4.The Island (by Victoria Hislop)-on the verge of a decision that will change her life Alexis Fielding wants to know a little more about her mother Sophia’s past who never talked about the past. The only thing she ever said was that she grew up on Cretes Greek Island. She then moved to London. However, when Alexis decides to visit Cretes Island, Sofia gives her a letter to send to her friend, promising to learn more about her mother’s past. Upon arriving at Plaka, Alexis discovers something startling – that there is a little deserted island of Spinaloga (formerly a Greek colony of leprosy sufferers) near her, then finds Fotini and finally hears a story her mother has hidden all her life.
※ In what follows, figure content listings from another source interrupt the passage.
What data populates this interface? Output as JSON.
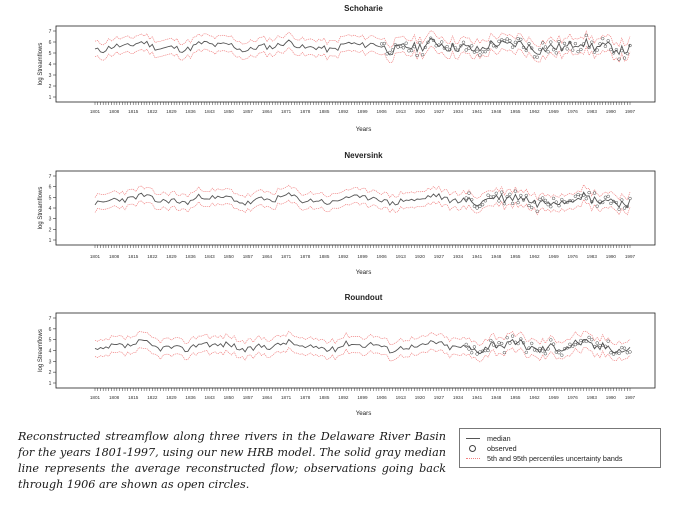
{
  "chart_data": [
    {
      "type": "line",
      "title": "Schoharie",
      "xlabel": "Years",
      "ylabel": "log Streamflows",
      "xlim": [
        1801,
        1997
      ],
      "ylim": [
        1,
        7
      ],
      "yticks": [
        1,
        2,
        3,
        4,
        5,
        6,
        7
      ],
      "xticks": [
        1801,
        1808,
        1815,
        1822,
        1829,
        1836,
        1843,
        1850,
        1857,
        1864,
        1871,
        1878,
        1885,
        1892,
        1899,
        1906,
        1913,
        1920,
        1927,
        1934,
        1941,
        1948,
        1955,
        1962,
        1969,
        1976,
        1983,
        1990,
        1997
      ],
      "median_level": 5.6,
      "band_half_width": 0.7,
      "observed_start": 1906
    },
    {
      "type": "line",
      "title": "Neversink",
      "xlabel": "Years",
      "ylabel": "log Streamflows",
      "xlim": [
        1801,
        1997
      ],
      "ylim": [
        1,
        7
      ],
      "yticks": [
        1,
        2,
        3,
        4,
        5,
        6,
        7
      ],
      "xticks": [
        1801,
        1808,
        1815,
        1822,
        1829,
        1836,
        1843,
        1850,
        1857,
        1864,
        1871,
        1878,
        1885,
        1892,
        1899,
        1906,
        1913,
        1920,
        1927,
        1934,
        1941,
        1948,
        1955,
        1962,
        1969,
        1976,
        1983,
        1990,
        1997
      ],
      "median_level": 4.8,
      "band_half_width": 0.7,
      "observed_start": 1937
    },
    {
      "type": "line",
      "title": "Roundout",
      "xlabel": "Years",
      "ylabel": "log Streamflows",
      "xlim": [
        1801,
        1997
      ],
      "ylim": [
        1,
        7
      ],
      "yticks": [
        1,
        2,
        3,
        4,
        5,
        6,
        7
      ],
      "xticks": [
        1801,
        1808,
        1815,
        1822,
        1829,
        1836,
        1843,
        1850,
        1857,
        1864,
        1871,
        1878,
        1885,
        1892,
        1899,
        1906,
        1913,
        1920,
        1927,
        1934,
        1941,
        1948,
        1955,
        1962,
        1969,
        1976,
        1983,
        1990,
        1997
      ],
      "median_level": 4.4,
      "band_half_width": 0.75,
      "observed_start": 1937
    }
  ],
  "legend": {
    "entries": [
      "median",
      "observed",
      "5th and 95th percentiles uncertainty bands"
    ]
  },
  "caption": "Reconstructed streamflow along three rivers in the Delaware River Basin for the years 1801-1997, using our new HRB model. The solid gray median line represents the average reconstructed flow; observations going back through 1906 are shown as open circles.",
  "colors": {
    "median": "#555555",
    "band": "#f08080",
    "observed": "#444444",
    "axis": "#222222"
  }
}
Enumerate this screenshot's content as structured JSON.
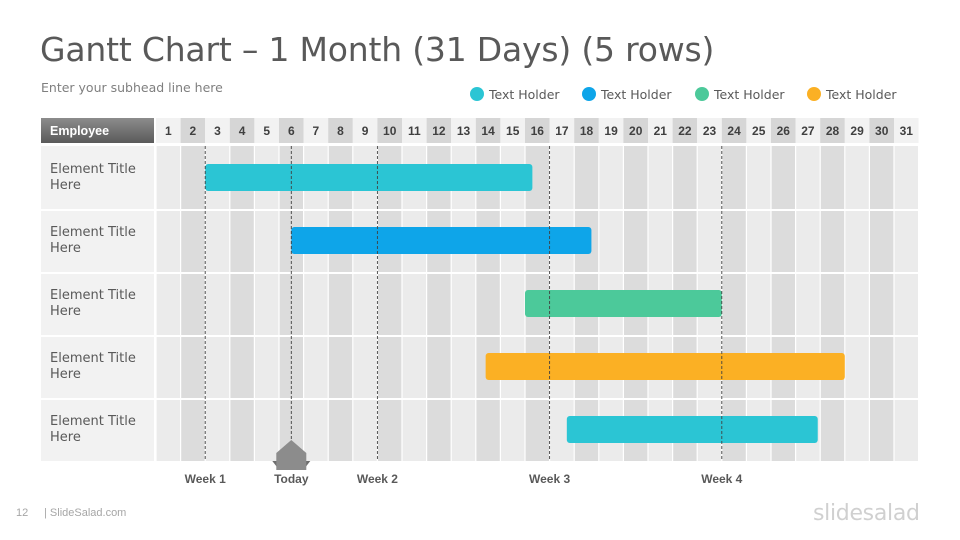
{
  "page": {
    "title": "Gantt Chart – 1 Month (31 Days) (5 rows)",
    "subtitle": "Enter your subhead  line here",
    "slide_number": "12",
    "footer_brand": "| SlideSalad.com",
    "logo_text": "slidesalad"
  },
  "legend": [
    {
      "label": "Text Holder",
      "color": "#2bc5d4"
    },
    {
      "label": "Text Holder",
      "color": "#0ea5e9"
    },
    {
      "label": "Text Holder",
      "color": "#4cc99a"
    },
    {
      "label": "Text Holder",
      "color": "#fbb024"
    }
  ],
  "chart_data": {
    "type": "gantt",
    "header_label": "Employee",
    "days": [
      "1",
      "2",
      "3",
      "4",
      "5",
      "6",
      "7",
      "8",
      "9",
      "10",
      "11",
      "12",
      "13",
      "14",
      "15",
      "16",
      "17",
      "18",
      "19",
      "20",
      "21",
      "22",
      "23",
      "24",
      "25",
      "26",
      "27",
      "28",
      "29",
      "30",
      "31"
    ],
    "rows": [
      {
        "label": "Element Title Here",
        "start": 2.0,
        "end": 15.3,
        "color": "#2bc5d4"
      },
      {
        "label": "Element Title Here",
        "start": 5.5,
        "end": 17.7,
        "color": "#0ea5e9"
      },
      {
        "label": "Element Title Here",
        "start": 15.0,
        "end": 23.0,
        "color": "#4cc99a"
      },
      {
        "label": "Element Title Here",
        "start": 13.4,
        "end": 28.0,
        "color": "#fbb024"
      },
      {
        "label": "Element Title Here",
        "start": 16.7,
        "end": 26.9,
        "color": "#2bc5d4"
      }
    ],
    "markers": [
      {
        "label": "Week 1",
        "day": 2.0,
        "type": "week"
      },
      {
        "label": "Today",
        "day": 5.5,
        "type": "today"
      },
      {
        "label": "Week 2",
        "day": 9.0,
        "type": "week"
      },
      {
        "label": "Week 3",
        "day": 16.0,
        "type": "week"
      },
      {
        "label": "Week 4",
        "day": 23.0,
        "type": "week"
      }
    ]
  }
}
5.Juliet (by Anne Fortier)-young American Julie Jacobs will travel to Siena in search of her Italian roots and possible inheritance. There she discovers that her long-time ancestor, Giulietta Tolomei, is a 14th-century girl whose love for Rome dared defy their parents’ quarrel, which inspired the famous Shakespeare tragedy. Julia’s search will take her to the descendants of two families still living in Siena. In search of the past and discovering the secrets, Julie will be assisted by a colorful account and her obvious nephew. The police, the mafia and one mysterious motorcyclist will make her end. In order to understand what happened centuries ago, Julie has to unravel the secrets behind a piece of cloth, a dagger and a diary.
6.Spousonomics: Using economics to master love, marriage and dirty dishes (by Paula Szuchman and Jenny Anderson)-two American women journalists tell their book how to use economics to master love, marriage and dirty dishes. Based on their personal experience, the authors have written a book on the connection between marriage and economic laws.